As you can see from the title, this is a machine learing paper. We also did this the old-fashioned way: asking the whole team to *look* at images and classify. Got to get your training, testing and validation set somehow. Neat thing with this paper is that we used simulated galaxies (we know the truth if they will merge or not) as the training sample. 

This is the kind of interactions we were looking for: active merger with two galaxies coalescing into one object, visibly still separate but connected objects, two separate objects that have some dark sky between them, and a non-interaction companion (future merger? maybe)

The kinds of merger classifications for the visual classification. These are quite clear for these distant redshifts thanks to JWST NIRCam resolution. 

The neat thing about this paper is that we tried several different techniques, including classical ``morphometrics’’ (the shape and appearance of galaxies cast into a series of numbers, I’ve been trying to get everyone to call the ``morphometrics’’ since I think it’s a cool word but at this point I am trying to make ``fetch’’ happen.)

Back to the paper: we tried

  1. morphometrics 
  2. a random forest classifier (classic Machine Learning)
  3. a convolutional neural network

This is mostly a machine learning paper so I will go with those first:

Random Forest

This is where you combine a series of ``decision trees’’ (basically a series of yes/no questions to end in a branch (or leaf) of the tree that corresponds to a certain class. Train on your training set, identify which leaves hold merging galaxies, and voila a classification. Don’t like a single tree? Use a bunch of them (computationally cheap) and then average them out: your random forest. This is the algorithm that you apply first. If that doesnt do a so-so job, rethink your input data. 

So how did it do? 

The random forest classification with predictions on the x-axis and real classifications on the y-axies. Ideally everything sits on the diagonal of this “confusion matrix”.

Not too bad, not really time to stop either. This is more called ``proficient’’. You wouldn’t trust a spellchecker that got it wrong 33% of the time right? We can do better. But it is fair bit better than a random guess. 

DeepMerge CNN

In a convolutional neural network, you can use the cutouts from the JWST NIRCam images directly as input. These are then convolved (run through a series of filters like edge-detection etc) and then weighted in a few layers of neurons to produce a merger y/n? answer. Again train on the training set, test and validate. 

The confusion matrix at the highest redshift for the CNN. 

As the above confusion matrix show, the perfomance is remarkebly similar to the Random Forest. Huh! 

Morphometrics

So this is a Gini-M20 based classification that has a particular part of the parameter space that means it is likely a merger. 
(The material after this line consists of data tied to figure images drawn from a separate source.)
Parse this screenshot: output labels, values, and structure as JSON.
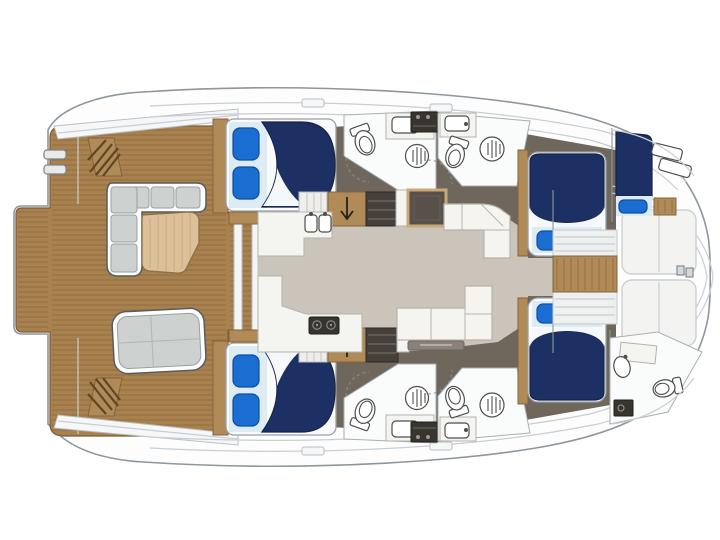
{
  "title": "Catamaran yacht interior deck plan (top view, bow to the right)",
  "colors": {
    "background": "#ffffff",
    "outline": "#8d969c",
    "hull-white": "#fdfdfd",
    "deck-line": "#c9ced2",
    "teak": "#a9814f",
    "teak-edge": "#7d5c33",
    "teak-line": "#6f5530",
    "salon-floor": "#cac4bb",
    "hull-floor": "#6f665c",
    "bath-floor": "#fafbfb",
    "wall-line": "#a9afb3",
    "fixture": "#4e4e4c",
    "counter": "#f4f4f0",
    "counter-edge": "#b4b4ad",
    "sofa-white": "#f5f4ef",
    "sofa-edge": "#b5b5ae",
    "cushion-gray": "#cdd1d0",
    "cushion-edge": "#9aa0a0",
    "frame-dark": "#585c5e",
    "navy": "#1d3063",
    "navy-edge": "#142348",
    "sheet": "#ddebf4",
    "sheet-fold": "#f4f8fb",
    "pillow": "#1a6ed2",
    "pillow-edge": "#0d4da0",
    "tan": "#b08a57",
    "tan-edge": "#84633a",
    "dark-shelf": "#46403a",
    "appliance": "#38352f",
    "bed-base": "#f8fafb",
    "bed-edge": "#98a0a5",
    "door-arc": "#8a9095",
    "tramp": "#f3f4f2",
    "tramp-edge": "#cbd0d2",
    "step-line": "#5e4724",
    "wood-table": "#dcc09a",
    "wood-table-edge": "#8a7046",
    "table-top": "#57514a",
    "table-frame": "#c9a877"
  },
  "plan": {
    "areas": [
      "aft-deck",
      "swim-platform",
      "cockpit-lounge",
      "salon",
      "galley",
      "port-aft-cabin",
      "port-aft-head",
      "port-fwd-head",
      "port-fwd-cabin",
      "starboard-aft-cabin",
      "starboard-aft-head",
      "starboard-fwd-head",
      "starboard-fwd-cabin",
      "forepeak-berth",
      "bow-head",
      "trampoline"
    ],
    "bed_count": 5,
    "head_count": 5
  }
}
Below are all three classifications (visual, RF and CNN) on the morphometric plane.

The M20-Gini plot with the sections of the plot corresponding to mergers, spheroidals and disk galaxies. And for color the visual classifications, the RF probability and the CNN probability. Each approach has strengths and weaknesses but it is pretty clear that not all merger behave nicely and sit where they are supposed to in this plot. 
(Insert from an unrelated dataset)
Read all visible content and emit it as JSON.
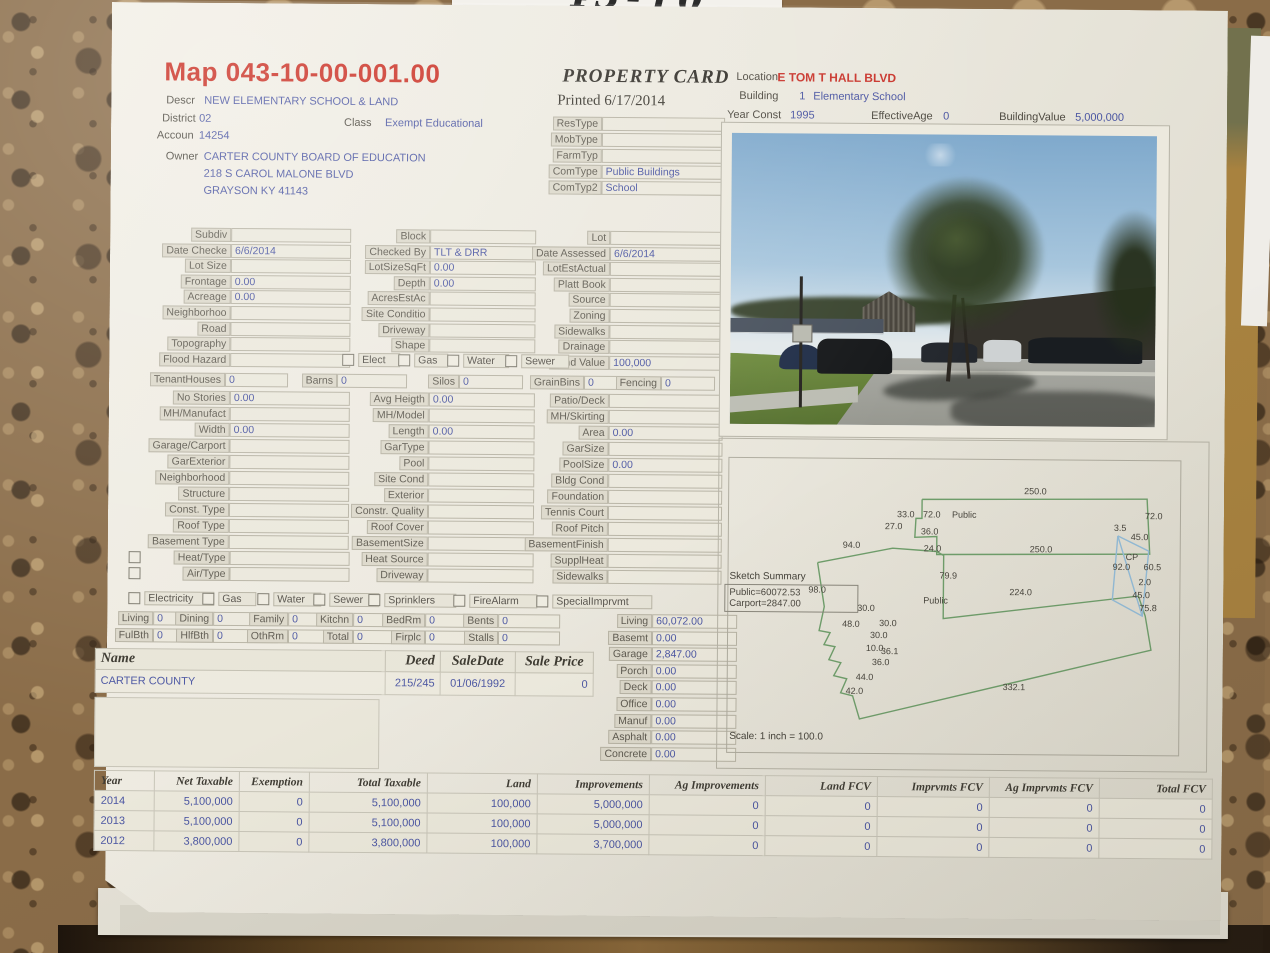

What we are getting from this paper is that each technique varies drastically on what it considers a merger. We had a very similar experience with morphometrics alone but different surveys or morphometric systems (e.g. CAS vs Gini-M20). Even with training based on simulations (where we know whether a pair is going to merge in the 250 million years, we can just run the clock forward in the computer). Classification like this is hard

But the good news is that the merger rate inferred at different redshifts is fairly robust and agrees between the techniques. 
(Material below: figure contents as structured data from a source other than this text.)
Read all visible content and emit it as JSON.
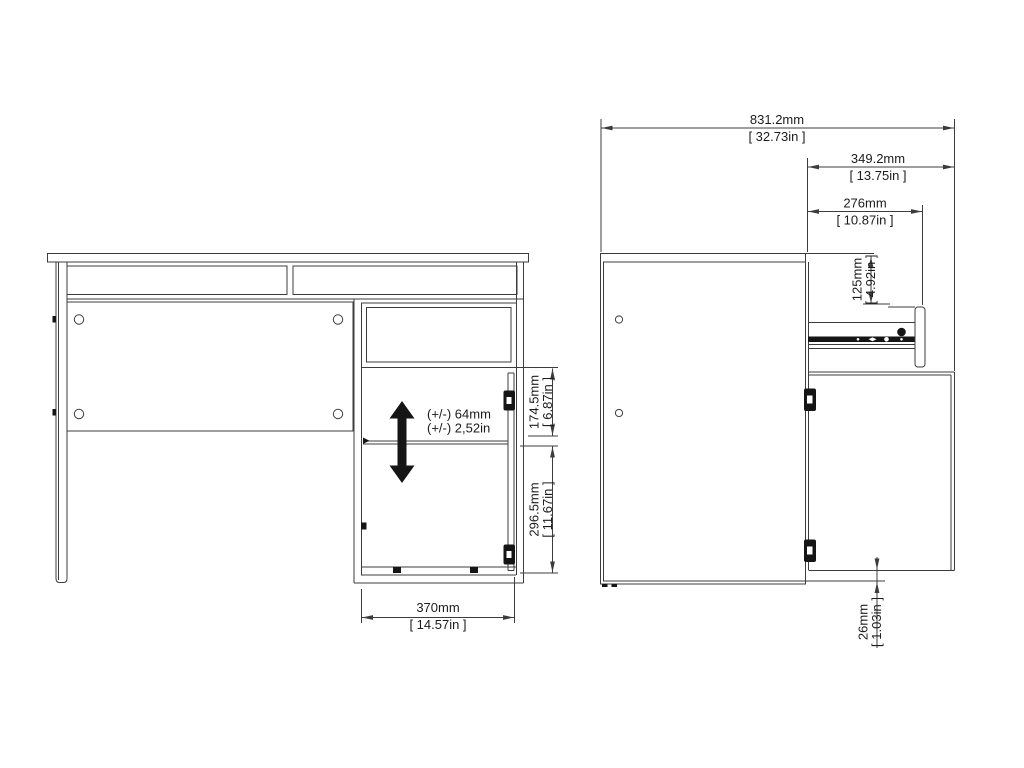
{
  "colors": {
    "background": "#ffffff",
    "line": "#3c3c3c",
    "text": "#1c1c1c",
    "solid_black": "#151515"
  },
  "dimensions": {
    "depth_total": {
      "mm": "831.2mm",
      "inch": "[ 32.73in ]"
    },
    "door_open_depth": {
      "mm": "349.2mm",
      "inch": "[ 13.75in ]"
    },
    "drawer_open_depth": {
      "mm": "276mm",
      "inch": "[ 10.87in ]"
    },
    "drawer_front_height": {
      "mm": "125mm",
      "inch": "[ 4.92in ]"
    },
    "upper_section_height": {
      "mm": "174.5mm",
      "inch": "[ 6.87in ]"
    },
    "lower_section_height": {
      "mm": "296.5mm",
      "inch": "[ 11.67in ]"
    },
    "cabinet_width": {
      "mm": "370mm",
      "inch": "[ 14.57in ]"
    },
    "door_bottom_clearance": {
      "mm": "26mm",
      "inch": "[ 1.03in ]"
    },
    "shelf_adjustment": {
      "metric": "(+/-) 64mm",
      "imperial": "(+/-) 2,52in"
    }
  }
}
The merger rate (not fracton) of galaxies with redshift. 

We are still a ways away from being able to classify individual galaxies on whether or not they’ll merge (definitely in the next Gyr this one) but the fraction and the rate at which the population is merging, that seems pretty robust. I expect that a lot more work will go into galaxy morphology of merging galaxies in the near future with more JWST data and the Euclid Space Observatory now both in full science mode. More and exciting machine learning applications are yet to come!